Наша публика на всех этих диспутах не давала себя в обиду, держалась уверенно и решительно переходила от обороны к нападению. Помню диспут Милюкова со студентом Калафати. Милюков старался доказать, что история России идет не тем путем, каким шла история Европы, что у нас не было феодализма, государство слагалось другими путями, не было борьбы классов, роль правительства была определяющей и создающей сословия в интересах государства. Эта надклассовость правительства особенно проявилась в освобождении крестьян, которое правительство провело в интересах государства, как целого. Калафати, много работавший как раз по русской истории, выступил с критикой этих взглядов Милюкова.

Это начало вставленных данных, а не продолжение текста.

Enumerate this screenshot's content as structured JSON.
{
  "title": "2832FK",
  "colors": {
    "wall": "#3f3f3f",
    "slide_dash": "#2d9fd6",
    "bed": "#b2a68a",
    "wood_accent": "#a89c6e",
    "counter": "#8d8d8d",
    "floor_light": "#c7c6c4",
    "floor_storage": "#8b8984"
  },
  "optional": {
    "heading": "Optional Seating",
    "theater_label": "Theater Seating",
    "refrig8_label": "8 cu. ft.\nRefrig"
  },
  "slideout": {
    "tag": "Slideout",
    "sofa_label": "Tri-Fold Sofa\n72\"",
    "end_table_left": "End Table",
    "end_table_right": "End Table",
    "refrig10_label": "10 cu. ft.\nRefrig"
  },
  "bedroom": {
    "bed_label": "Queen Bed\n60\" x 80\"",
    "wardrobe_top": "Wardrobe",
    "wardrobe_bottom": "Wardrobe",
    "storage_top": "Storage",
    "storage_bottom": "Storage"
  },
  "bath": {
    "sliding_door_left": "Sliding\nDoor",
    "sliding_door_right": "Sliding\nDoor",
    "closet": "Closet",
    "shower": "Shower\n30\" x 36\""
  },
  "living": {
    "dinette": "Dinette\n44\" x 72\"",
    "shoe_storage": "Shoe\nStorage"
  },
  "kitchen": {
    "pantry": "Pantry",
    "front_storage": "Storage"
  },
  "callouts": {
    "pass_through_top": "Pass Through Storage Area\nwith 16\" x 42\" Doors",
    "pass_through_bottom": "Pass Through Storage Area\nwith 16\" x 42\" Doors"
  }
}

Он доказывал, что феодализм в несколько иных формах был и у нас, что русское самодержавие сложилось в борьбе с крупными феодалами, опираясь тоже, как и в Европе, на мелкое дворянство и на города, на Москву, на города северной Руси, как это видно из движения, во главе которого встал нижегородский купец Минин в Смутное время; что касается освобождения крестьян, то оно было произведено под давлением роста торговли и промышленности, а также и под страхом крестьянских бунтов, и притом оно было проведено так, что крестьяне были ограблены в интересах дворян-помещиков и их государства.
Как-никак мы, марксисты, были вооружены великой марксистской теорией, с высоты которой было не так-то трудно парировать удары народников и либералов. Мы были в боевом, приподнятом настроении и с увлечением отдавались борьбе, уверенные, что мы победим наших противников и поведем за собой радикальную интеллигенцию. Наши тогдашние успехи в пропаганде среди рабочих, о чем я скажу ниже, давали нам еще большую уверенность в наших победах.